在 Python 中导入模块——最佳实践

我是 Python 的新手,因为我想扩展我使用 R 学到的技能。 在 R 中,我倾向于加载大量的库,有时会导致函数名冲突。

Python 中的最佳实践是什么? 我已经看到了一些具体的变化,但我没有看到它们之间的区别

import pandasfrom pandas import *,和 from pandas import DataFrame

前两者之间有什么区别? 我应该只导入我需要的东西吗。 另外,对于那些编写小程序来处理数据和计算简单统计数据的人来说,最坏的结果是什么。

更新

我找到了这个 很好的向导解释了一切。

64144 次浏览

import pandas imports the pandas module under the pandas namespace, so you would need to call objects within pandas using pandas.foo.

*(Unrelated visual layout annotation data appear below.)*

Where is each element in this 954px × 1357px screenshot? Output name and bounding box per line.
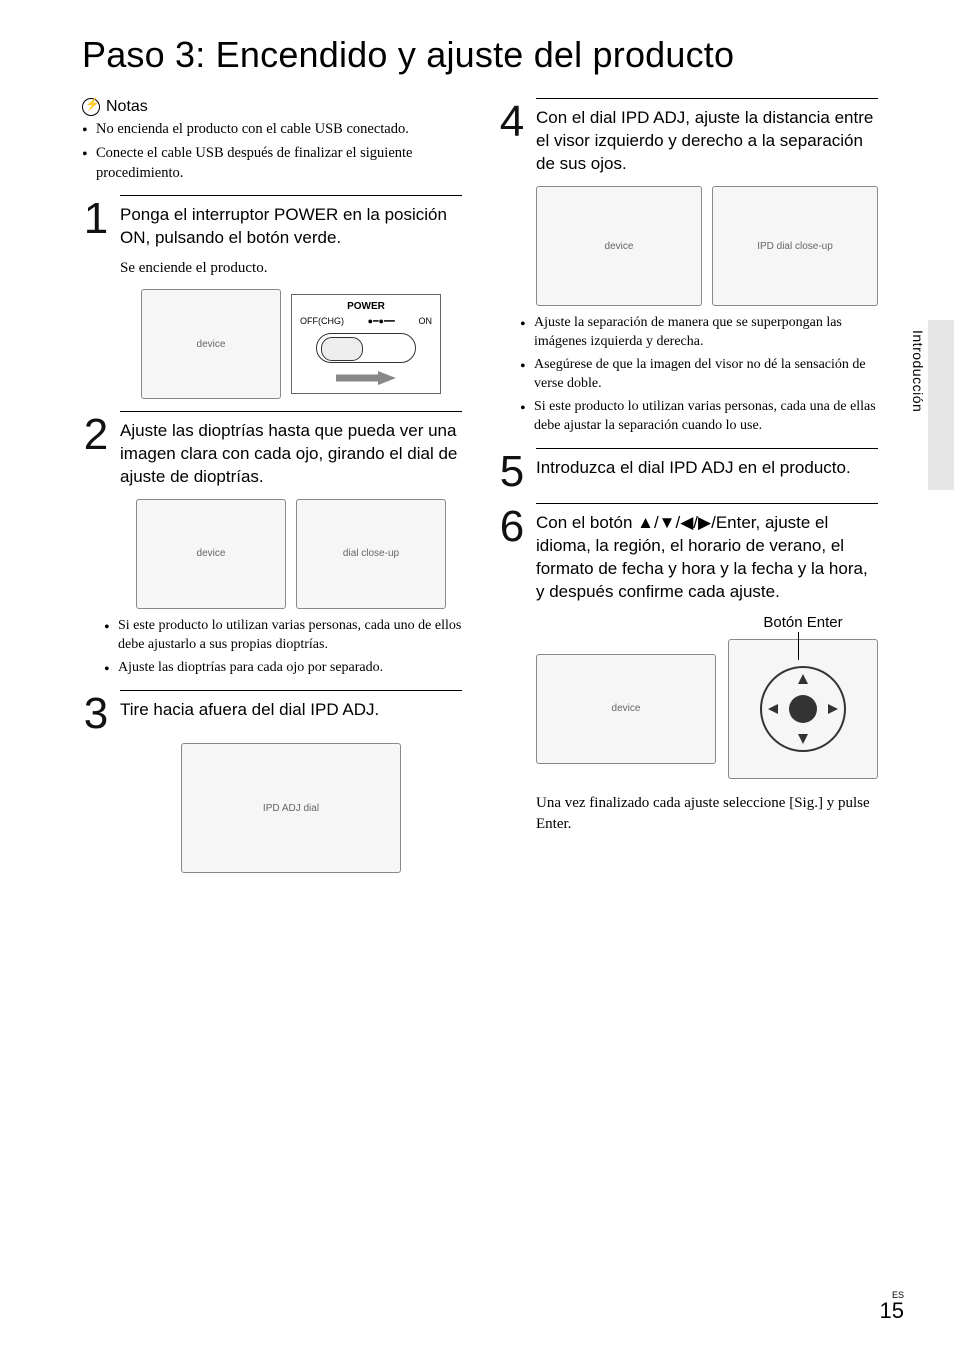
device-closeup-illustration: IPD dial close-up — [712, 186, 878, 306]
step-rule — [120, 690, 462, 691]
step-rule — [120, 411, 462, 412]
page-title: Paso 3: Encendido y ajuste del producto — [82, 34, 904, 76]
two-column-layout: Notas No encienda el producto con el cab… — [82, 98, 904, 879]
step-bullets: Si este producto lo utilizan varias pers… — [82, 617, 462, 678]
step-6: 6 Con el botón ▲/▼/◀/▶/Enter, ajuste el … — [498, 503, 878, 835]
figure-diopter: device dial close-up — [120, 499, 462, 609]
bullet-item: Ajuste las dioptrías para cada ojo por s… — [104, 659, 462, 678]
figure-power: device POWER OFF(CHG) ●━●━━ ON — [120, 289, 462, 399]
notes-icon — [82, 98, 100, 116]
step-text: Con el botón ▲/▼/◀/▶/Enter, ajuste el id… — [536, 512, 878, 604]
step-2: 2 Ajuste las dioptrías hasta que pueda v… — [82, 411, 462, 677]
step-4: 4 Con el dial IPD ADJ, ajuste la distanc… — [498, 98, 878, 435]
step-rule — [536, 503, 878, 504]
figure-ipd-adjust: device IPD dial close-up — [536, 186, 878, 306]
bullet-item: Ajuste la separación de manera que se su… — [520, 314, 878, 352]
power-label: POWER — [347, 301, 385, 312]
step-number: 1 — [82, 199, 110, 239]
enter-button-label: Botón Enter — [728, 614, 878, 631]
step-rule — [120, 195, 462, 196]
note-item: Conecte el cable USB después de finaliza… — [82, 144, 462, 183]
figure-ipd-pull: IPD ADJ dial — [120, 743, 462, 873]
step-text: Introduzca el dial IPD ADJ en el product… — [536, 457, 878, 480]
device-illustration: device — [536, 654, 716, 764]
callout-line — [798, 632, 799, 660]
step-number: 5 — [498, 452, 526, 492]
step-3: 3 Tire hacia afuera del dial IPD ADJ. IP… — [82, 690, 462, 874]
right-column: 4 Con el dial IPD ADJ, ajuste la distanc… — [498, 98, 878, 879]
power-switch-diagram: POWER OFF(CHG) ●━●━━ ON — [291, 294, 441, 394]
notes-header: Notas — [82, 98, 462, 116]
step-result: Se enciende el producto. — [82, 258, 462, 279]
bullet-item: Si este producto lo utilizan varias pers… — [104, 617, 462, 655]
step-bullets: Ajuste la separación de manera que se su… — [498, 314, 878, 435]
notes-list: No encienda el producto con el cable USB… — [82, 120, 462, 183]
step-1: 1 Ponga el interruptor POWER en la posic… — [82, 195, 462, 399]
step-text: Ponga el interruptor POWER en la posició… — [120, 204, 462, 250]
figure-enter-button: Botón Enter device — [536, 614, 878, 779]
step-result: Una vez finalizado cada ajuste seleccion… — [498, 793, 878, 835]
left-column: Notas No encienda el producto con el cab… — [82, 98, 462, 879]
bullet-item: Si este producto lo utilizan varias pers… — [520, 398, 878, 436]
page-number: 15 — [880, 1298, 904, 1323]
device-illustration: device — [536, 186, 702, 306]
note-item: No encienda el producto con el cable USB… — [82, 120, 462, 140]
step-number: 3 — [82, 694, 110, 734]
power-on-label: ON — [418, 316, 432, 327]
step-number: 2 — [82, 415, 110, 455]
section-tab — [928, 320, 954, 490]
step-number: 6 — [498, 507, 526, 547]
power-switch-icon — [316, 333, 416, 363]
device-closeup-illustration: dial close-up — [296, 499, 446, 609]
arrow-right-icon — [336, 371, 396, 385]
section-label: Introducción — [910, 330, 926, 412]
notes-label: Notas — [106, 98, 148, 116]
device-illustration: device — [136, 499, 286, 609]
device-closeup-illustration: IPD ADJ dial — [181, 743, 401, 873]
step-number: 4 — [498, 102, 526, 142]
manual-page: Paso 3: Encendido y ajuste del producto … — [0, 0, 954, 1357]
page-number-block: ES 15 — [880, 1291, 904, 1323]
step-text: Ajuste las dioptrías hasta que pueda ver… — [120, 420, 462, 489]
step-text: Tire hacia afuera del dial IPD ADJ. — [120, 699, 462, 722]
step-text: Con el dial IPD ADJ, ajuste la distancia… — [536, 107, 878, 176]
step-5: 5 Introduzca el dial IPD ADJ en el produ… — [498, 448, 878, 492]
dpad-icon — [758, 664, 848, 754]
step-rule — [536, 448, 878, 449]
power-off-label: OFF(CHG) — [300, 316, 344, 327]
enter-button-closeup — [728, 639, 878, 779]
bullet-item: Asegúrese de que la imagen del visor no … — [520, 356, 878, 394]
device-illustration: device — [141, 289, 281, 399]
step-rule — [536, 98, 878, 99]
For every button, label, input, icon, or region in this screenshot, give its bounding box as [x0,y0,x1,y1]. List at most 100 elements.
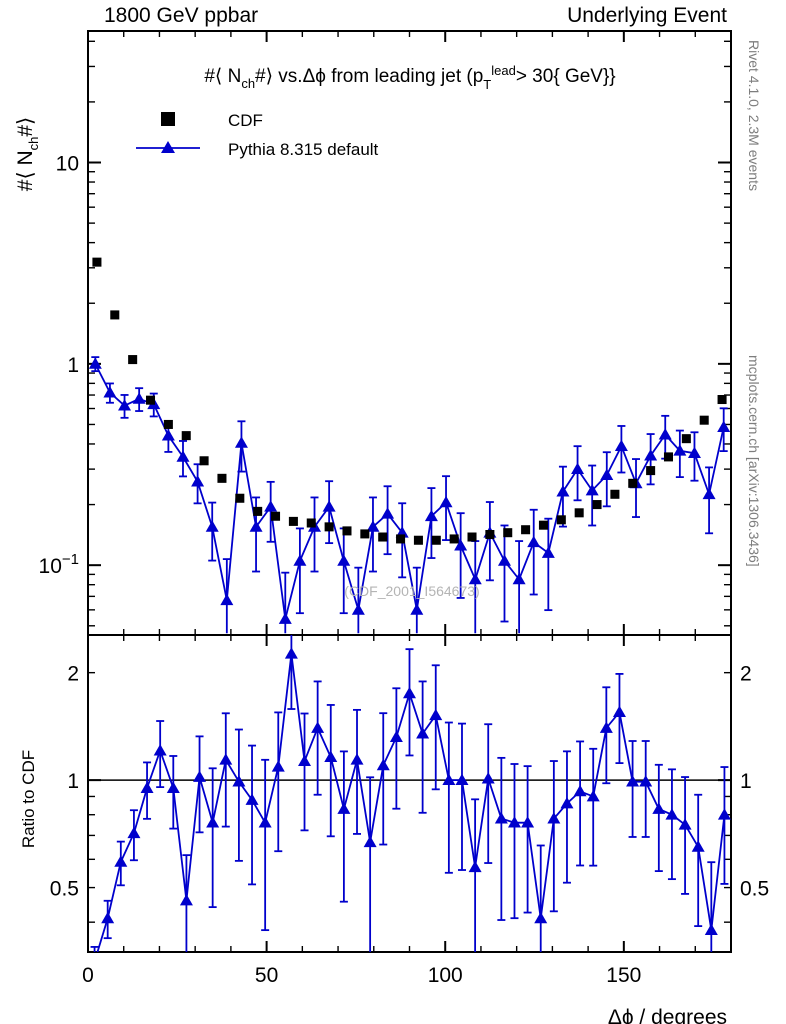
data-point-ratio [599,721,613,733]
legend-marker-square [161,112,175,126]
legend-marker-triangle [161,141,175,153]
data-point-ratio [206,816,220,828]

from pandas import * imports all objects from the pandas module into your current namespace, so you would call objects within pandas using only foo. Keep in mind this could have unexepcted consequences if there are any naming conflicts between your current namespace and the pandas namespace.

from pandas import DataFrame is the same as above, but only imports DataFrame (instead of everything) into your current namespace.

In my opinion the first is generally best practice, as it keeps the different modules nicely compartmentalized in your code.

In general it is better to do explicit imports. As in:

import pandas
frame = pandas.DataFrame()

Or:

from pandas import DataFrame
frame = DataFrame()

Another option in Python, when you have conflicting names, is import x as y:

from pandas import DataFrame as PDataFrame
from bears import DataFrame as BDataFrame
frame1 = PDataFrame()
frame2 = BDataFrame()

They are all suitable in different contexts (which is why they are all available). There's no deep guiding principle, other than generic motherhood statements around clarity, maintainability and simplicity. Some examples from my own code:

  1. import sys, os, re, itertools avoids name collisions and provides a very succinct way to import a bunch of standard modules.
  2. from math import * lets me write sin(x) instead of math.sin(x) in math-heavy code. This gets a bit dicey when I also import numpy, which doubles up on some of these, but it doesn't overly concern me, since they are generally the same functions anyway. Also, I tend to follow the numpy documentation — import numpy as np — which sidesteps the issue entirely.
  3. I favour from PIL import Image, ImageDraw just because that's the way the PIL documentation presents its examples.
from A import B

essentially equals following three statements

import A
B = A.B
del A

That's it, that is it all.

Disadvantage of each form

When reading other people's code (and those people use very different importing styles), I noticed the following problems with each of the styles:

import modulewithaverylongname will clutter the code further down with the long module name (e.g. concurrent.futures or django.contrib.auth.backends) and decrease readability in those places.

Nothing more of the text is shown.